Support for transferring sparse files via scp/sftp correctly?

Sun Apr 6 02:20:29 AEDT 2025

On Apr 5, 2025, at 3:08 AM, Darren Tucker <dtucker at dtucker.net> wrote:
> On Sat, 5 Apr 2025 at 09:07, Lionel Cons <lionelcons1972 at gmail.com> wrote:
>> On Fri, 4 Apr 2025 at 07:07, Ron Frederick <ronf at timeheart.net> wrote:
>>> On Apr 3, 2025, at 6:02 PM, Darren Tucker <dtucker at dtucker.net> wrote:
>> [...]
>>>> Damien pointed out that it's possible to do a reasonable but not
>> perfect sparse file support by memcmp'ing your existing file buffer with a
>> block of zeros and skipping the write if it matches.  OpenBSD's cp(1) does
>> this (look for "skipholes"):
>> https://cvsweb.openbsd.org/cgi-bin/cvsweb/src/bin/cp/utils.c?annotate=HEAD
>> .
>> 
>> This should not be done. Either a system has SEEK_DATA/SEEK_HOLE,
>> Win32 (Windows&ReactOS) FSCTL_QUERY_ALLOCATED_RANGES, or just copy all
>> bytes.
> 
> 
> If there's a protocol extension I'd like for it to be able to support other use cases, not just the one you care about.

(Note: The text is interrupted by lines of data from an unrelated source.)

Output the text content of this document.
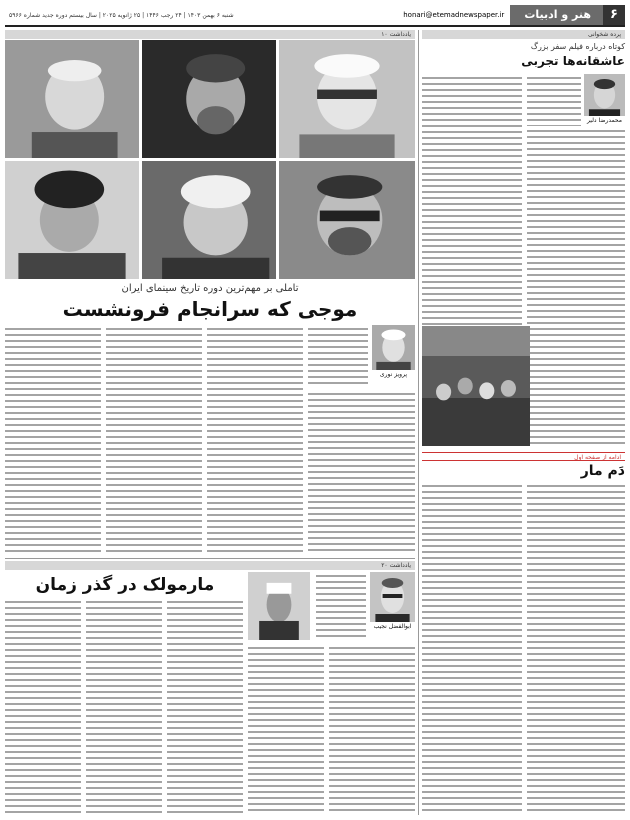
شنبه ۶ بهمن ۱۴۰۳ | ۲۴ رجب ۱۴۴۶ | ۲۵ ژانویه ۲۰۲۵ | سال بیستم دوره جدید شماره ۵۹۶۶	honari@etemadnewspaper.ir	هنر و ادبیات	۶
یادداشت ۱۰	پرده شخوانی
تاملی بر مهم‌ترین دوره تاریخ سینمای ایران
موجی که سرانجام فرونشست
پرویز نوری
کوتاه درباره فیلم سفر بزرگ
عاشقانه‌ها تجربی
محمدرضا دلیر
ادامه از صفحه اول
دَم مار
یادداشت ۲۰
مارمولک در گذر زمان
ابوالفضل نجیب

Is there a use case the protocol extension I proposed wouldn’t support? The extension returns the raw data/hole information reported by the operating system, intentionally divorcing itself from any read operations, as there may be use cases where a caller needs to know only what ranges are present in the file, without needing to read all (or even any) of the data.

Note that data ranges in a file can be quite large. Reporting such large ranges isn’t a problem if only the ranges are returned, but if you want to return offsets, lengths, and data bytes you need to break the data ranges you get back into smaller chunks, and you’ll probably also want to have a way to stream multiple read results at once (potentially even having them complete out of order, as sometimes happens today when scheduling parallel reads or writes). Logic for this already exists in many SFTP implementations, but it would have to be rewritten to handle these new sparse reads if you mix the ranges and the data. If you keep them separate, though, all the existing logic can be reused with just a thin wrapper around it to jump from one range to the next when the reads for each range are all scheduled.
-- 
Ron Frederick
ronf at timeheart.net